D'Amico AV et al. (2007) Time to an undetectable prostate-specific antigen (PSA) after androgen suppression therapy for postoperative or postradiation PSA recurrence and prostate cancer-specific mortality. Cancer 109: 1290–1295

Androgen deprivation therapy (ADT) is administered to treat PSA recurrence following surgery or radiotherapy for prostate cancer. Men who achieve undetectable (<0.2 ng/ml) PSA levels within 8 months of ADT have improved survival. D'Amico and colleagues, therefore, conducted a retrospective study to investigate whether the time to achieve an undetectable PSA level influenced the time to prostate-cancer-specific mortality.

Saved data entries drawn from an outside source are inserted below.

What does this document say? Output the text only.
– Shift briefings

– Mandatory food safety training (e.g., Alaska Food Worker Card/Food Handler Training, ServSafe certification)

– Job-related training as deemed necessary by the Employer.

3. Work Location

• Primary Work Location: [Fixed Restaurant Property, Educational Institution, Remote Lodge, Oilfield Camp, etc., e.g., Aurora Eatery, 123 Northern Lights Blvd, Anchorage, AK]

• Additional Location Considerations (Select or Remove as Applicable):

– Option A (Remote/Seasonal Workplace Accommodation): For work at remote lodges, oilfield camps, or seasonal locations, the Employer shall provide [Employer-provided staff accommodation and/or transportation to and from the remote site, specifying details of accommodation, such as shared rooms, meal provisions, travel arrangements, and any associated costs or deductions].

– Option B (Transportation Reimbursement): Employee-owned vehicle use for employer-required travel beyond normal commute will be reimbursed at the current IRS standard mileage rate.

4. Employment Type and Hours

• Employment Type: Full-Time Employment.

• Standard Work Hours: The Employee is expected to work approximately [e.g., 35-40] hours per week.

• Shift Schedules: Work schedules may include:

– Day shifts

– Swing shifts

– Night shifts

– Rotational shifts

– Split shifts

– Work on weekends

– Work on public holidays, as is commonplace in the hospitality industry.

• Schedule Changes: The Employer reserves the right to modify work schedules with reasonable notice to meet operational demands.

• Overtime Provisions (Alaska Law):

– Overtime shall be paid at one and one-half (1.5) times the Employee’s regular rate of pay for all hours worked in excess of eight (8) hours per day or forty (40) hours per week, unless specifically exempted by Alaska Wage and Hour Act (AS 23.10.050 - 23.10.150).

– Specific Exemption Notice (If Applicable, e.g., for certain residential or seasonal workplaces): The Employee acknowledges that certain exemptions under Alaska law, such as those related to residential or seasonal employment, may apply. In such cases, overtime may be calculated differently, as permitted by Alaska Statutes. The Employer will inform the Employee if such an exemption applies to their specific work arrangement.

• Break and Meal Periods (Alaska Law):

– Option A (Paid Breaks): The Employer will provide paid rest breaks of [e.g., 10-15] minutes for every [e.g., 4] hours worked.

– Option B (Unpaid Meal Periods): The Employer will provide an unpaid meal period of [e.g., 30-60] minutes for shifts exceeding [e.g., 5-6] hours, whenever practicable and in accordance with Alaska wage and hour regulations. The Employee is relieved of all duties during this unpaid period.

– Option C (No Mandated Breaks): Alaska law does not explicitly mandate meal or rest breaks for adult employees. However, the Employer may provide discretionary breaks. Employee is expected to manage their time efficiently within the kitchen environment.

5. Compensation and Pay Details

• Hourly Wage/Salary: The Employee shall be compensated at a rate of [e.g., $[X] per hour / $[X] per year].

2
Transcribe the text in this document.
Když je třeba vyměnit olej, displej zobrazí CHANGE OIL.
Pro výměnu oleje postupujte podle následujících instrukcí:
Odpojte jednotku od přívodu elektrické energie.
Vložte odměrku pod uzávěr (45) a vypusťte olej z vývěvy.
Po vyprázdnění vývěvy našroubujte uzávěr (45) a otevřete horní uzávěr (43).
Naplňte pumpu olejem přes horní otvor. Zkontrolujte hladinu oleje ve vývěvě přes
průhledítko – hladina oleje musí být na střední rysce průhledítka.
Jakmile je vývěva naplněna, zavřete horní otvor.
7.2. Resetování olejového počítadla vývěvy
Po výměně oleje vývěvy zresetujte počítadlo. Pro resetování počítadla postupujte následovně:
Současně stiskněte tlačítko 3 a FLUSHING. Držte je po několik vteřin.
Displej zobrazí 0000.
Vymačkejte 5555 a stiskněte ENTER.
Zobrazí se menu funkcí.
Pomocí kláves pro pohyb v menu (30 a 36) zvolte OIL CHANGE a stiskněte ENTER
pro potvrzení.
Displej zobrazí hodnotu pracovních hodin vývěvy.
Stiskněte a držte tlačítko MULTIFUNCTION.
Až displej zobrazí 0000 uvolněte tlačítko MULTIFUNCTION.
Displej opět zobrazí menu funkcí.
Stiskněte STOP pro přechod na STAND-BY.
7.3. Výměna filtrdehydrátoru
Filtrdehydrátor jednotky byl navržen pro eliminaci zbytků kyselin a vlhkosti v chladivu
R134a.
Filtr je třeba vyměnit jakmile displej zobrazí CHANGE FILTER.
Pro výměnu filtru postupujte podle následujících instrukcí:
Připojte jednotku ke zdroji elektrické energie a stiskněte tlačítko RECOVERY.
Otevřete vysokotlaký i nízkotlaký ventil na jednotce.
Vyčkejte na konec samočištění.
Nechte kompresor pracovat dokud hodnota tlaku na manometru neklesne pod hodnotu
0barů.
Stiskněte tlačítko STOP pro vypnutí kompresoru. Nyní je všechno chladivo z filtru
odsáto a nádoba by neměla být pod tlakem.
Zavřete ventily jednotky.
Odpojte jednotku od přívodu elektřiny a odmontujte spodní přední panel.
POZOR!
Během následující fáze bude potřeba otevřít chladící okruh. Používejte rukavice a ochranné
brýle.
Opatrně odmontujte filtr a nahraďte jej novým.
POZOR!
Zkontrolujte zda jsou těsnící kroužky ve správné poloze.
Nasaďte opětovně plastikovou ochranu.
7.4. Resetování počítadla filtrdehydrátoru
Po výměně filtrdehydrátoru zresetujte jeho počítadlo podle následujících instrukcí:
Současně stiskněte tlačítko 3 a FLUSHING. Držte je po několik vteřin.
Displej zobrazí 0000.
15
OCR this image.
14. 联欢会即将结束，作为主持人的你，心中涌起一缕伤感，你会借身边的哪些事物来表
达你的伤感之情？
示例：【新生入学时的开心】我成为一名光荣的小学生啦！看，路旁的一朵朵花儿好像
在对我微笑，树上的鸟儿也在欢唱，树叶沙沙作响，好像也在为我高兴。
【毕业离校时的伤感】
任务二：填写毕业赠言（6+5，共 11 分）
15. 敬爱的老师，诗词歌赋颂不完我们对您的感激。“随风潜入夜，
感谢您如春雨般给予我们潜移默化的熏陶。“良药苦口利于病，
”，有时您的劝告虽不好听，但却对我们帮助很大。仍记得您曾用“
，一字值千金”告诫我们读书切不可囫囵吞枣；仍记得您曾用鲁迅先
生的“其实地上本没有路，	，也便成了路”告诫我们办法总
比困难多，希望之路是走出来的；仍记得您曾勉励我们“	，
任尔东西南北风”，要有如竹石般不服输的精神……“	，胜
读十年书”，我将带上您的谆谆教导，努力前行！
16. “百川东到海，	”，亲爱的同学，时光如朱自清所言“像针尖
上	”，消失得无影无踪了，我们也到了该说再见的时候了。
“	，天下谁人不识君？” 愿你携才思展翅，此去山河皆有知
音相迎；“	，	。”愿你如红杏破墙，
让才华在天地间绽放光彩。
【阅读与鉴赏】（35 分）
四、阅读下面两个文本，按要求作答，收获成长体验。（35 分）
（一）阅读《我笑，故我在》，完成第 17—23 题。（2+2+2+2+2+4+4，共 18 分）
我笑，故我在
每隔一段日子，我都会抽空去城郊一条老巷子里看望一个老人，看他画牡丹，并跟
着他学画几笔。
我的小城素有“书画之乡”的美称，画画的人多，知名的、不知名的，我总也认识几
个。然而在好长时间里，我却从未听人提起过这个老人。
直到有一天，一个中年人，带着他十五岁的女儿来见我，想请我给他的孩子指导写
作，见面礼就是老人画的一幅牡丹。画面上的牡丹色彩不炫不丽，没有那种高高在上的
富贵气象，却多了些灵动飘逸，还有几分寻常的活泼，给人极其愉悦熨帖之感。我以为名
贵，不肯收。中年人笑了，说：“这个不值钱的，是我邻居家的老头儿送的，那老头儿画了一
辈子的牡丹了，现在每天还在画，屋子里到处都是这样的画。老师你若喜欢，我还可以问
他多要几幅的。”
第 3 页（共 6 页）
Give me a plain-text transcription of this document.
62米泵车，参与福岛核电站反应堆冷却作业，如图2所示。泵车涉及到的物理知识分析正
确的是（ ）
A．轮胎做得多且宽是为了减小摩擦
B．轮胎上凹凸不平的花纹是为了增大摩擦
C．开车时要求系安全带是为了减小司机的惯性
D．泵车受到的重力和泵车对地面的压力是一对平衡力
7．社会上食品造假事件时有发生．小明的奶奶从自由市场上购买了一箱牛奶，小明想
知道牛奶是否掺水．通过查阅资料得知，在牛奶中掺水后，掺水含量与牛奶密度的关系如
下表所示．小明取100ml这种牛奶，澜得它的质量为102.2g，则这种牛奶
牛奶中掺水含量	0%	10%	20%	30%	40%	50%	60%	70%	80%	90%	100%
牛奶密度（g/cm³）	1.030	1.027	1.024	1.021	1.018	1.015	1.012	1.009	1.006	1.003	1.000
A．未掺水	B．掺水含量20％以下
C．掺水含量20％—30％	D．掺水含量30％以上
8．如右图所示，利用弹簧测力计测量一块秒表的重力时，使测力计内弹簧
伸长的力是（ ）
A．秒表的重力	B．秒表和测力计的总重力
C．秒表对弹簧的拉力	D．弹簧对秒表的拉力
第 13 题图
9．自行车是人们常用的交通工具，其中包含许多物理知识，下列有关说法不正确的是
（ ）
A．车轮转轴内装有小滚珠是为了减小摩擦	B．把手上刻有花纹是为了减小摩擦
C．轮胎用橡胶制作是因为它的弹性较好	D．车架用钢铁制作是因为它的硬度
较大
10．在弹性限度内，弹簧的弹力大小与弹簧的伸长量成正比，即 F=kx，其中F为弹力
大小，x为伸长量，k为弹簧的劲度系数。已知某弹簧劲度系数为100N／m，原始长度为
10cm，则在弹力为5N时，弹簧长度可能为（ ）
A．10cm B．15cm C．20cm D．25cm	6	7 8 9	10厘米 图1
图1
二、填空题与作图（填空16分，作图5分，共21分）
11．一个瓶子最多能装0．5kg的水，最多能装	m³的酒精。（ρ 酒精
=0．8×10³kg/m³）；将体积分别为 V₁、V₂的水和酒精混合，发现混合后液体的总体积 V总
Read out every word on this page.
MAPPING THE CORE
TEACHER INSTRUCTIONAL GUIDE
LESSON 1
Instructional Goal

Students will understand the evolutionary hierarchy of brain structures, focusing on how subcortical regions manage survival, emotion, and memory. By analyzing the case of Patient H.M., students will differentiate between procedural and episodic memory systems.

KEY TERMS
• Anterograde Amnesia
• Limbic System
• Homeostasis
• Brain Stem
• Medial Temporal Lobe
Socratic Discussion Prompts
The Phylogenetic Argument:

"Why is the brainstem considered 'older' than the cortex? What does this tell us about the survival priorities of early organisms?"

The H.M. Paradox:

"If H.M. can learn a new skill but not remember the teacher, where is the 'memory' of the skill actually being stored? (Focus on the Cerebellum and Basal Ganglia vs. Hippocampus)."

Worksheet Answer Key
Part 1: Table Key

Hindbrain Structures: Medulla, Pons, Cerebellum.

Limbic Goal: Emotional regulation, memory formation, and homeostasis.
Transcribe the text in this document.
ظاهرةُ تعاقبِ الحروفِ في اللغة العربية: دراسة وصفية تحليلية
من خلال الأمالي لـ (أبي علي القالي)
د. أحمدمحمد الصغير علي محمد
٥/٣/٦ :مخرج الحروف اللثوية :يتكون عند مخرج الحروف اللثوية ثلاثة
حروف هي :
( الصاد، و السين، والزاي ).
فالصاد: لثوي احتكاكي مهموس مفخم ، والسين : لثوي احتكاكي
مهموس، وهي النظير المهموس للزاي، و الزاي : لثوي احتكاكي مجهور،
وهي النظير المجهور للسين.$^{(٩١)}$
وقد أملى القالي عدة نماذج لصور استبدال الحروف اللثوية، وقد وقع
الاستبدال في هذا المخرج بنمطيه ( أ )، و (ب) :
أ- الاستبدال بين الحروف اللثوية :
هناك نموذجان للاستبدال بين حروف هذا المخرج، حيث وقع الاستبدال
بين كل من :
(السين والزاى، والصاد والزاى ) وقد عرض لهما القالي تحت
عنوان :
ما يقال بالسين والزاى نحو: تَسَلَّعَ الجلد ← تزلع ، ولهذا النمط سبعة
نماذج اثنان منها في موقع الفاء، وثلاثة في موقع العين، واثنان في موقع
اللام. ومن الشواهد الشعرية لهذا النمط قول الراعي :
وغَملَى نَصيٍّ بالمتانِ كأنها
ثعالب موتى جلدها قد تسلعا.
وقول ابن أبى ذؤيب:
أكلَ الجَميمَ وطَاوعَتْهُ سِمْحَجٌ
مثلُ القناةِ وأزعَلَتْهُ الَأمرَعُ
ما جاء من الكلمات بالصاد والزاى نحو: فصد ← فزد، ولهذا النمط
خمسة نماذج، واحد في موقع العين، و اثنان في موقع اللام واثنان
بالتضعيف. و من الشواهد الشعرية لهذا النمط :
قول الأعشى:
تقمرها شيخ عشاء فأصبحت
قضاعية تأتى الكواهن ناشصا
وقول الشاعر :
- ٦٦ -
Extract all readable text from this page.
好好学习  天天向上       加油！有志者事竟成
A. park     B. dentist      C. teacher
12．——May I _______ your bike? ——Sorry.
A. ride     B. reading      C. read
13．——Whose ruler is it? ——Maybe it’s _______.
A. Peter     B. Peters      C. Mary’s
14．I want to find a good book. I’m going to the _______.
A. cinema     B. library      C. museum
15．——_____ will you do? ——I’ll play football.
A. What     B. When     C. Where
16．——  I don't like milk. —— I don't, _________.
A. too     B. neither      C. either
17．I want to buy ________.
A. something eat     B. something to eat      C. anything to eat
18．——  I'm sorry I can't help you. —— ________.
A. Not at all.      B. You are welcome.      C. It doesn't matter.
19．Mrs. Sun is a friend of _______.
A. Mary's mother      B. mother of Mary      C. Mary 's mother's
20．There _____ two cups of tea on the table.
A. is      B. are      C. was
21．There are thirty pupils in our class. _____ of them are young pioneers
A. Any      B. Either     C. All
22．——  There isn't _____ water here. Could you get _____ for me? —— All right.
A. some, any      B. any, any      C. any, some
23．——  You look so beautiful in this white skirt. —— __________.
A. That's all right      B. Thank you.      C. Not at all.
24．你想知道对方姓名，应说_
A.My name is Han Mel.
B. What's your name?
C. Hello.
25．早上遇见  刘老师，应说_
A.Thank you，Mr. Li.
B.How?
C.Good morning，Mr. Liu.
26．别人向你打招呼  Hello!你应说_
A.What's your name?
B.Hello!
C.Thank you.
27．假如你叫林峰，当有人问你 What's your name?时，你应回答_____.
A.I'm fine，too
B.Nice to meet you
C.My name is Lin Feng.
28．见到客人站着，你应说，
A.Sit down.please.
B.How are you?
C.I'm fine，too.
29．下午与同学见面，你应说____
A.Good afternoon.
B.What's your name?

The analysis included 585 men (median age 69 years) who received ADT to treat rising PSA levels after radical prostatectomy (n = 415) or radiation therapy (n = 170), and who subsequently achieved undetectable PSA levels.

In total, 23 patients died; 4 deaths were caused by prostate cancer. The median time to achieve undetectable PSA levels was 4.6 months (range 2.8–7.8 months). After adjustment for known prognostic factors, a long time to reach undetectable PSA levels, a short PSA doubling time before introduction of ADT, and high-grade prostate cancer were all associated with early prostate-cancer-specific mortality. Those men who took longer than the median time to achieve undetectable PSA levels also had shorter times to death from all causes. Men whose PSA became undetectable within 4.6 months had an estimated 5-year prostate-cancer-specific mortality of 12% and 5-year all-cause mortality of 0%—compared with 23% and 7%, respectively, among those who took longer than 4.6 months.

The authors suggest that men who take a long time to achieve undetectable PSA levels after the introduction of ADT should be considered for enrollment into randomized trials of immediate versus delayed chemotherapy.